In [10]:
from transformers import AutoTokenizer, AutoModelForSequenceClassification, Trainer, TrainingArguments
from datasets import Dataset, DatasetDict

def model(train_df, test_df):
    # 데이터셋을 HuggingFace의 Dataset 형태로 변환
    train_dataset = Dataset.from_pandas(train_df)
    test_dataset = Dataset.from_pandas(test_df)
    datasets = DatasetDict({"train": train_dataset, "test": test_dataset})

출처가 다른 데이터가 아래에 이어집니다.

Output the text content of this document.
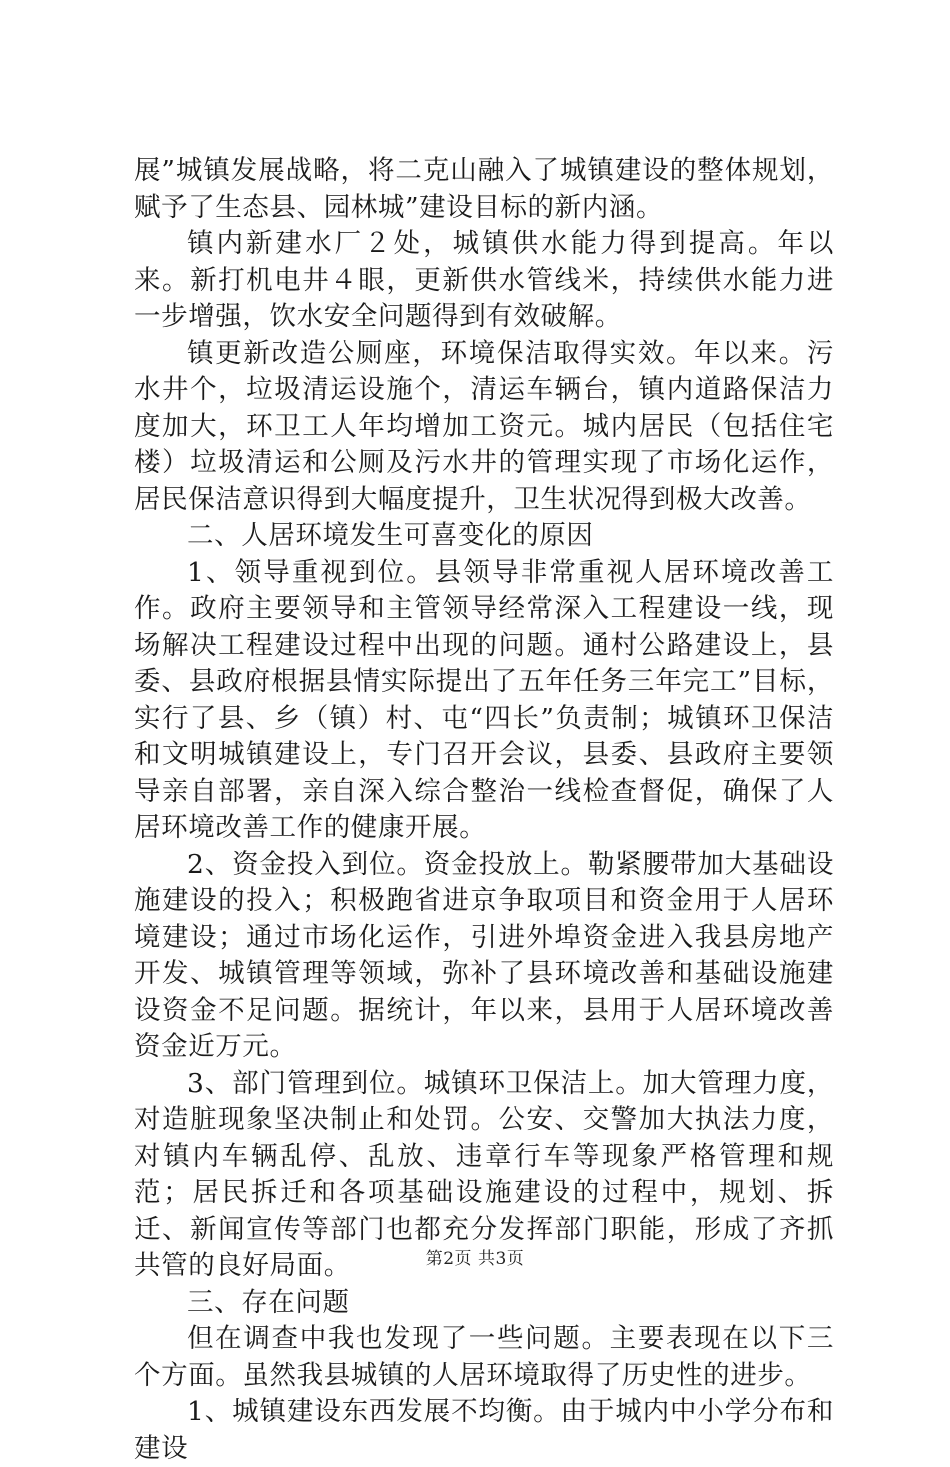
展”城镇发展战略，将二克山融入了城镇建设的整体规划，赋予了生态县、园林城”建设目标的新内涵。

镇内新建水厂２处，城镇供水能力得到提高。年以来。新打机电井４眼，更新供水管线米，持续供水能力进一步增强，饮水安全问题得到有效破解。

镇更新改造公厕座，环境保洁取得实效。年以来。污水井个，垃圾清运设施个，清运车辆台，镇内道路保洁力度加大，环卫工人年均增加工资元。城内居民（包括住宅楼）垃圾清运和公厕及污水井的管理实现了市场化运作，居民保洁意识得到大幅度提升，卫生状况得到极大改善。

二、人居环境发生可喜变化的原因

1、领导重视到位。县领导非常重视人居环境改善工作。政府主要领导和主管领导经常深入工程建设一线，现场解决工程建设过程中出现的问题。通村公路建设上，县委、县政府根据县情实际提出了五年任务三年完工”目标，实行了县、乡（镇）村、屯“四长”负责制；城镇环卫保洁和文明城镇建设上，专门召开会议，县委、县政府主要领导亲自部署，亲自深入综合整治一线检查督促，确保了人居环境改善工作的健康开展。

2、资金投入到位。资金投放上。勒紧腰带加大基础设施建设的投入；积极跑省进京争取项目和资金用于人居环境建设；通过市场化运作，引进外埠资金进入我县房地产开发、城镇管理等领域，弥补了县环境改善和基础设施建设资金不足问题。据统计，年以来，县用于人居环境改善资金近万元。

3、部门管理到位。城镇环卫保洁上。加大管理力度，对造脏现象坚决制止和处罚。公安、交警加大执法力度，对镇内车辆乱停、乱放、违章行车等现象严格管理和规范；居民拆迁和各项基础设施建设的过程中，规划、拆迁、新闻宣传等部门也都充分发挥部门职能，形成了齐抓共管的良好局面。

三、存在问题

但在调查中我也发现了一些问题。主要表现在以下三个方面。虽然我县城镇的人居环境取得了历史性的进步。

1、城镇建设东西发展不均衡。由于城内中小学分布和建设

第2页 共3页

    model_name = "klue/roberta-base"
    tokenizer = AutoTokenizer.from_pretrained(model_name)
    model = AutoModelForSequenceClassification.from_pretrained(model_name, num_labels=4)

    # 데이터셋 토크나이즈 함수 정의
    def preprocess_function(examples):
        return tokenizer(examples["conversation"], truncation=True, padding="max_length", max_length=128)

    # 데이터셋 토크나이즈 적용
    tokenized_datasets = datasets.map(preprocess_function, batched=True)

    # Trainer 설정
    training_args = TrainingArguments(
        output_dir="./results",
        evaluation_strategy="epoch",
        learning_rate=2e-5,
        per_device_train_batch_size=8,
        per_device_eval_batch_size=8,
        num_train_epochs=3,
        weight_decay=0.01,
    )

    trainer = Trainer(
        model=model,
        args=training_args,
        train_dataset=tokenized_datasets["train"],
        eval_dataset=tokenized_datasets["test"],
        tokenizer=tokenizer,
    )
    
    return trainer